School of Physics and Astronomy, & Shanghai National Center for Applied Mathematics (SJTU Center), & Institute of Natural Sciences, Shanghai Jiao Tong University, Shanghai 200240, China.
Shanghai Artificial Intelligence Laboratory, Shanghai 200030, China.
Sci Adv. 2024 Nov 29;10(48):eadr2641. doi: 10.1126/sciadv.adr2641. Epub 2024 Nov 27.
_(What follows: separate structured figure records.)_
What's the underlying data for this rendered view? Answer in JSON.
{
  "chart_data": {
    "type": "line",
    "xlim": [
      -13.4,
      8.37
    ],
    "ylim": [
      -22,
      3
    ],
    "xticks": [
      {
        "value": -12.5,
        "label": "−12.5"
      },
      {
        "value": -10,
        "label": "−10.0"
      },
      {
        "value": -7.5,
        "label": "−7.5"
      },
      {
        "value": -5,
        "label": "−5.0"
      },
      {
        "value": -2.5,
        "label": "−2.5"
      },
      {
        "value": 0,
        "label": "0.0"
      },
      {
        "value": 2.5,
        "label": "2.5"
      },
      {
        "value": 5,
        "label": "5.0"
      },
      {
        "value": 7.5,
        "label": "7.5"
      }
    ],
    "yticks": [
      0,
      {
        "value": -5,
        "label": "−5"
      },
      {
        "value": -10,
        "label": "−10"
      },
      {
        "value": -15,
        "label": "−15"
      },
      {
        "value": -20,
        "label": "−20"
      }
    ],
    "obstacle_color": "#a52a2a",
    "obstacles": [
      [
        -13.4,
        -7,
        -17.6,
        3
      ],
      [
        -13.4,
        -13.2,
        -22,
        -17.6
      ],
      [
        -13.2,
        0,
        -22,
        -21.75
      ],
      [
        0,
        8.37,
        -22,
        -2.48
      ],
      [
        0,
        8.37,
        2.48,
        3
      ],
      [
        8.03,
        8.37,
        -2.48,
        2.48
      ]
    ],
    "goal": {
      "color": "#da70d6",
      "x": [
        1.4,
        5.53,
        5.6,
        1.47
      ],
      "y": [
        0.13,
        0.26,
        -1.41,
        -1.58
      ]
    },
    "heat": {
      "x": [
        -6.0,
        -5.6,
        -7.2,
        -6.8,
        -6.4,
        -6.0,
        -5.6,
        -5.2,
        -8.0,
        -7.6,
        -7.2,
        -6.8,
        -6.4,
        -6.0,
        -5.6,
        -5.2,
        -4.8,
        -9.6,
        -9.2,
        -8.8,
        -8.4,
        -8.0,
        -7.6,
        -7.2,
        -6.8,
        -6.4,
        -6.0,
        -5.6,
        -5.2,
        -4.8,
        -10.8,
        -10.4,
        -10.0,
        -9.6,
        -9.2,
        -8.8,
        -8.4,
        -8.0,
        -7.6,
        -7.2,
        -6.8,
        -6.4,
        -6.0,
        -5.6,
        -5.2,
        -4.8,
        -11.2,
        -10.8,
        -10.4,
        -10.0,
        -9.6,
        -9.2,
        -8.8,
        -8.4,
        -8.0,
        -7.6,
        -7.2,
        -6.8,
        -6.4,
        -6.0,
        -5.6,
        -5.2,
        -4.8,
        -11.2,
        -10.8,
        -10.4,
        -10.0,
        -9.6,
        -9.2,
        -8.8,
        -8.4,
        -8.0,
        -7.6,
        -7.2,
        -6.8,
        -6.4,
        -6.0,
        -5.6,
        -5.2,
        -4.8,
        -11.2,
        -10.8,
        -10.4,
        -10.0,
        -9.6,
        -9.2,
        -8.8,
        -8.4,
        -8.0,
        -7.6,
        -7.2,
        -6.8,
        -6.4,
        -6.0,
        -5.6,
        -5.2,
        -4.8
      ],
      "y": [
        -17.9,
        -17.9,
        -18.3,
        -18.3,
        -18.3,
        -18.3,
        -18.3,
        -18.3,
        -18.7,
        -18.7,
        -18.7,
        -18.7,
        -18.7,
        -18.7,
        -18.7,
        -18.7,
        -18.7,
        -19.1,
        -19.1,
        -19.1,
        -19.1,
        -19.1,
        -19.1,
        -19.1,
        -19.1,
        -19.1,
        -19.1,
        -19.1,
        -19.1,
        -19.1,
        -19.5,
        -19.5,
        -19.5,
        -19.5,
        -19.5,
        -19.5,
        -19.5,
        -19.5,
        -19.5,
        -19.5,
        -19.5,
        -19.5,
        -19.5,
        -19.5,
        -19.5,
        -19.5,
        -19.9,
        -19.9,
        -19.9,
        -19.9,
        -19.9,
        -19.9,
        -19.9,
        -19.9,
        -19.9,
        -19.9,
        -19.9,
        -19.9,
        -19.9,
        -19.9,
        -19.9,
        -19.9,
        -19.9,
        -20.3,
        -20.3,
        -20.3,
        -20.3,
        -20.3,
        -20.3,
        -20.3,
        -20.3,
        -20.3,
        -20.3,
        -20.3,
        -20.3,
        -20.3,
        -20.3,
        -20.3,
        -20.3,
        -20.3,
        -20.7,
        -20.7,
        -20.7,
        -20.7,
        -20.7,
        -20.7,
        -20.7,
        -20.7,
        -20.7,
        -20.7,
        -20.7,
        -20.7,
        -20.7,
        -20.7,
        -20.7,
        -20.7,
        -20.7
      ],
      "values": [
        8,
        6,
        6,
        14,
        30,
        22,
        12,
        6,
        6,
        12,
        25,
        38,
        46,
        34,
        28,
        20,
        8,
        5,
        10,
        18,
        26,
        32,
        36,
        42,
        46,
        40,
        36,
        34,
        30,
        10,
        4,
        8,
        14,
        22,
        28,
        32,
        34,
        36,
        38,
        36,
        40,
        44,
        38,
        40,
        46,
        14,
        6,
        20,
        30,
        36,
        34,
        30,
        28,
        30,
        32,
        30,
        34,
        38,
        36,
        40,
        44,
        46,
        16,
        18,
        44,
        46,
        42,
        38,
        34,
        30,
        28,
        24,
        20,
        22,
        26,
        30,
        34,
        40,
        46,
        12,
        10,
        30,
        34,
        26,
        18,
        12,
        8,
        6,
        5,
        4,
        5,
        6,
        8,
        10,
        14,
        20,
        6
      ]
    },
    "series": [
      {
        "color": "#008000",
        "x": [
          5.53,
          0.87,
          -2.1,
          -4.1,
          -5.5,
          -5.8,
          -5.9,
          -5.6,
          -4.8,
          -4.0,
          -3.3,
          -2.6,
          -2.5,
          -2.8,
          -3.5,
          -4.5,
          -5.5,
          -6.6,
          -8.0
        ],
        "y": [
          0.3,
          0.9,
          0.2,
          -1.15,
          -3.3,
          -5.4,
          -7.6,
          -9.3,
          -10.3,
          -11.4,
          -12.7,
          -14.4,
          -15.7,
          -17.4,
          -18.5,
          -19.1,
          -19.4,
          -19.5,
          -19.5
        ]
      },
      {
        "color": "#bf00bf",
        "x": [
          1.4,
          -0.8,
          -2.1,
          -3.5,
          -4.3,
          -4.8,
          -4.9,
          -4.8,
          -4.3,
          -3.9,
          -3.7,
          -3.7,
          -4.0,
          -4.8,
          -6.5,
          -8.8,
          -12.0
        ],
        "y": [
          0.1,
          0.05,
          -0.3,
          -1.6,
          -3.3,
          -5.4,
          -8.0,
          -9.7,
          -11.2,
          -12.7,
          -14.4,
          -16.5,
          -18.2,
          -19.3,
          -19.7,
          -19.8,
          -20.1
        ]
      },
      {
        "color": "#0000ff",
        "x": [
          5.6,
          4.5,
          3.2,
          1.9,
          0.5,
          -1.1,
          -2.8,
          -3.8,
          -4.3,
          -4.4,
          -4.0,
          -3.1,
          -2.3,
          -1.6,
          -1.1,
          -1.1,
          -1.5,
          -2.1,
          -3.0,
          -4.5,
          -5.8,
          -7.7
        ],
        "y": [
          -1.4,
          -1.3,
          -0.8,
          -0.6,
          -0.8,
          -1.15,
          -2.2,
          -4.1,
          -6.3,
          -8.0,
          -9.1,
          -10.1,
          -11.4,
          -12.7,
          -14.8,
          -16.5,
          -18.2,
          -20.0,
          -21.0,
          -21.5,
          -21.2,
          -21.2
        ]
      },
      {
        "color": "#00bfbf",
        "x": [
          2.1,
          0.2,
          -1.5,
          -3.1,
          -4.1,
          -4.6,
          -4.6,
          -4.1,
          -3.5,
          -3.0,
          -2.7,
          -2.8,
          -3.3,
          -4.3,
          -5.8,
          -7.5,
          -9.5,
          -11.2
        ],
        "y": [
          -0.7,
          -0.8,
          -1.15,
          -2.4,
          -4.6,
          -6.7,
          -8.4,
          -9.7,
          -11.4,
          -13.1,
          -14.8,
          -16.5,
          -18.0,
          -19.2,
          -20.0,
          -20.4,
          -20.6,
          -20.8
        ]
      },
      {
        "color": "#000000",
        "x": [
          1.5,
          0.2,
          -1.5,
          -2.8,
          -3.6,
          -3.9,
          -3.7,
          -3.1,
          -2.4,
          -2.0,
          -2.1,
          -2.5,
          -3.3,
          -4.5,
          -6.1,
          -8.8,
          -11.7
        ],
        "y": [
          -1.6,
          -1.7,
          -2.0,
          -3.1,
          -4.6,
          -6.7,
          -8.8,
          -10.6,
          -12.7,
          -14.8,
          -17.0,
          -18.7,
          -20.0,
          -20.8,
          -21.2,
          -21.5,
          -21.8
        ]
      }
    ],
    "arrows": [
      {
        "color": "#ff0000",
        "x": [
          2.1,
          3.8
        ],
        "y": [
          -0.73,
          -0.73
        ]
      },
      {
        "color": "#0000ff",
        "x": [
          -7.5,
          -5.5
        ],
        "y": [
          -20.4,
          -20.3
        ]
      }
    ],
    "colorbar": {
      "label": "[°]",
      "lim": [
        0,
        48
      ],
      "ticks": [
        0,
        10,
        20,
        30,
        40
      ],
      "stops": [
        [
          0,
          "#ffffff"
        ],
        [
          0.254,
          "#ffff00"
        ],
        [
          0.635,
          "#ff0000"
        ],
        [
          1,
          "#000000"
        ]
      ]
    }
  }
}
Designing protein mutants with both high stability and activity is a critical yet challenging task in protein engineering. Here, we introduce PRIME, a deep learning model, which can suggest protein mutants with improved stability and activity without any prior experimental mutagenesis data for the specified protein. Leveraging temperature-aware language modeling, PRIME demonstrated superior predictive ability compared to current state-of-the-art models on the public mutagenesis dataset across 283 protein assays. Furthermore, we validated PRIME's predictions on five proteins, examining the impact of the top 30 to 45 single-site mutations on various protein properties, including thermal stability, antigen-antibody binding affinity, and the ability to polymerize nonnatural nucleic acid or resilience to extreme alkaline conditions. More than 30% of PRIME-recommended mutants exhibited superior performance compared to their premutation counterparts across all proteins and desired properties. We developed an efficient and effective method based on PRIME to rapidly obtain multisite mutants with enhanced activity and stability. Hence, PRIME demonstrates broad applicability in protein engineering.
设计兼具高稳定性和活性的蛋白质突变体是蛋白质工程中的一项关键而具有挑战性的任务。在这里,我们介绍了 PRIME,这是一种深度学习模型,它可以在没有指定蛋白质任何先前实验突变数据的情况下,提出具有改善稳定性和活性的蛋白质突变体。利用温度感知语言建模,PRIME 在 283 个蛋白质测定中,在公共突变数据集上的表现优于当前最先进的模型。此外,我们在五个蛋白质上验证了 PRIME 的预测,研究了前 30 到 45 个单点突变对各种蛋白质特性的影响,包括热稳定性、抗原抗体结合亲和力以及聚合非天然核酸的能力和对极端碱性条件的恢复能力。超过 30%的 PRIME 推荐的突变体在所有蛋白质和所需特性上都表现出优于其前突变体的性能。我们开发了一种基于 PRIME 的高效有效的方法来快速获得具有增强活性和稳定性的多位点突变体。因此,PRIME 在蛋白质工程中具有广泛的适用性。